We soon found ourselves in the thick of Avenida Nueve de Julio, purportedly the widest road on the planet according to Mario.  He expertly threaded a line through cars, buses, trucks, mopeds, and bicycles stacked eight wide across six marked lanes, all while performing a variety of magic tricks with a well-worn deck of cards.  Our amiable chauffeur left us at the east end of the avenida to load our Ford Ecosport for our two day drive to San Carlos de Bariloche.

Our exit of Buenos Aires found us below the beautiful and imposing stylized portrait of Eva Peron enshrined as a one hundred foot-tall mural on the side o f the most prominent residential sky scraper in el centro.  Karsten jockeyed for position in the ever-changing flow of metal and rubber on asphalt.  Kevin navigated expertly with out tourist-scale map as I attempted to identify street names and warn of encroaching buses and suicidal motorcyclists in order to avert repeated, seemingly imminent collisions.

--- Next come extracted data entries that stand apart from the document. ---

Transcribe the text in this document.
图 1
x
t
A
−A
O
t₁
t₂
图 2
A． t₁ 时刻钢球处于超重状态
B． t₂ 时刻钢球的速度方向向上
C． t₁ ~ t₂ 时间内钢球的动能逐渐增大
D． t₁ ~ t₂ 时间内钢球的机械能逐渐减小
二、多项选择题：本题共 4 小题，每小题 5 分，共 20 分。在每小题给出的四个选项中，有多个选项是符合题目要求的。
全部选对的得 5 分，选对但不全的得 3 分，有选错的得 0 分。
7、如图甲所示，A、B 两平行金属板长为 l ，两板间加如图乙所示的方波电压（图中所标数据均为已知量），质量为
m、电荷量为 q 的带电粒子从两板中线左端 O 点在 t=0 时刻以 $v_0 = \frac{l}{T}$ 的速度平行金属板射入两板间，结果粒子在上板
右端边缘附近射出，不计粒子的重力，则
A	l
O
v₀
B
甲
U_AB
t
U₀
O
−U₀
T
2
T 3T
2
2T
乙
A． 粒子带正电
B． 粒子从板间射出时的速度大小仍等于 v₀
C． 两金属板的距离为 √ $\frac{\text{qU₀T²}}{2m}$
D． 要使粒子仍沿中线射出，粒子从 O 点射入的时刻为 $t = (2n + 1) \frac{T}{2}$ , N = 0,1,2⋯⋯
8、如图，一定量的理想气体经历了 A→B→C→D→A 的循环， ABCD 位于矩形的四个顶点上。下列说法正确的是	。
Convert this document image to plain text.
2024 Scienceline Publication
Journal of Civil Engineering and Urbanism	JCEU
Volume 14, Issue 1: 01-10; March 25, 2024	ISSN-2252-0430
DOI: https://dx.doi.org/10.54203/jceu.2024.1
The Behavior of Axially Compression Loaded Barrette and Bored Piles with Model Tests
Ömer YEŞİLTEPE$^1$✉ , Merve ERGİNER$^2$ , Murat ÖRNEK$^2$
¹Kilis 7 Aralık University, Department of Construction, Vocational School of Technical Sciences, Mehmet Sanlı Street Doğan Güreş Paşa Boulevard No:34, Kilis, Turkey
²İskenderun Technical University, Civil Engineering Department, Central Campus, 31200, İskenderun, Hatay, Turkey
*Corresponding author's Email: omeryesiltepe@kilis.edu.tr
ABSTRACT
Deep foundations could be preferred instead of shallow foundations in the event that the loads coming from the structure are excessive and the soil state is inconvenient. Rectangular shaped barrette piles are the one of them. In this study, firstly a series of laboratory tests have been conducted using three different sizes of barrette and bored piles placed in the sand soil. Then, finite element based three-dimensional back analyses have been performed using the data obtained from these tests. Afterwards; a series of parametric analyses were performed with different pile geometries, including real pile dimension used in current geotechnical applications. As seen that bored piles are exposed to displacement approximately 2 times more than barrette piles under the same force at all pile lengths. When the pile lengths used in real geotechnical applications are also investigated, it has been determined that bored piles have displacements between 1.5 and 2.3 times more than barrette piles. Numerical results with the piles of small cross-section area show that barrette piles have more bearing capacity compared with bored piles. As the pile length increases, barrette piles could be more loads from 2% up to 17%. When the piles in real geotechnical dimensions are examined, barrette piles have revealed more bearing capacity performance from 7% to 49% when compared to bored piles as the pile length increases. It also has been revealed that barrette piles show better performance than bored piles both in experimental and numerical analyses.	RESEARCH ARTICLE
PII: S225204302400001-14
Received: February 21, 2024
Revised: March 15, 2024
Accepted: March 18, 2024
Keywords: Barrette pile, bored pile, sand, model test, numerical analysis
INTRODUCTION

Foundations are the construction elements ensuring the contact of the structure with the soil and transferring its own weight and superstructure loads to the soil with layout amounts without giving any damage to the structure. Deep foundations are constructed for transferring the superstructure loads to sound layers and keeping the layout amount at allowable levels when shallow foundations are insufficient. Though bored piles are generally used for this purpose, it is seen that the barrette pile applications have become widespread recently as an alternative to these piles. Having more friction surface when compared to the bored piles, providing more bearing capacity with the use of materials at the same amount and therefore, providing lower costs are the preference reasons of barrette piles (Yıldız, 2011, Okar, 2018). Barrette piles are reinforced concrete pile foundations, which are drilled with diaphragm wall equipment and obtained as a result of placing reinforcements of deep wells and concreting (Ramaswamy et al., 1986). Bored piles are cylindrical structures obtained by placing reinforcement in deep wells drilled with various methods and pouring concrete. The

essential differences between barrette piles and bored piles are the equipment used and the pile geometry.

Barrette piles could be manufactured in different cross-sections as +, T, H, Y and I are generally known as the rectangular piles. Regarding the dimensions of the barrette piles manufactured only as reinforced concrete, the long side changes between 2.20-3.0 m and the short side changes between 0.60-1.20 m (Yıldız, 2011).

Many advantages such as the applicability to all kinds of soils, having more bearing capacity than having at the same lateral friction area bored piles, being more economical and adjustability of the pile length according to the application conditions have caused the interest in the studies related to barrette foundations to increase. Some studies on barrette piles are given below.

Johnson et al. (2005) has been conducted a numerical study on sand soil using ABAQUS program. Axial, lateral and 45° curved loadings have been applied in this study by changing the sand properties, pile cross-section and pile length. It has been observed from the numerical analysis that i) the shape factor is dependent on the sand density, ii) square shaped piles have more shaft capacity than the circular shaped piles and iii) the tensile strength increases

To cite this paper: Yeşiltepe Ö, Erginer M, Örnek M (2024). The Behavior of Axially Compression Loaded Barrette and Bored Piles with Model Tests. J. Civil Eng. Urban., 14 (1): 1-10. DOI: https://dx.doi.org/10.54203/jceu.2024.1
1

By mid-afternoon Kevn and I stood on Calle 42 in the town of La Plata, conversing with our new friend Diego, who offered us directions for el supermercado, la verduleria, and Routa Provincial 215.  I was impressed by his friendliness and enjoyed pretending like I knew my way around the market.  As I paid for some bananas, I sensed the growing urgency in the back of my mind to finally get on the road.

At the wheel on the cross-country drive.
Between fatigue, dehydration, our extremely tardy departure, and some navigational issues, my frustration tolerance was waning.  We tore headlong across la pampa, the sun beginning its slow fall from the sky.  The gentle green curves of rolling hills on the horizon were accented by the golden light until both faded to purple.  Rows of alamo trees lined gravel roads on either side, providing protective wind breaks for the homesteads they enveloped on each estancia.  The cattle and horses roamed freely across the grassy plains, and the occasional hawk would make its presence known as it swept earthward and then skyward clutching rodent prey from the roadside.  Frustrated though I was, I soon found it difficult to be upset in such a pastoral setting.  I gazed softly at the horizon beyond the steering well.  I cracked a smile.

Karsten grabbing some jamon crudo and wifi at the small hotel in General La Madrid.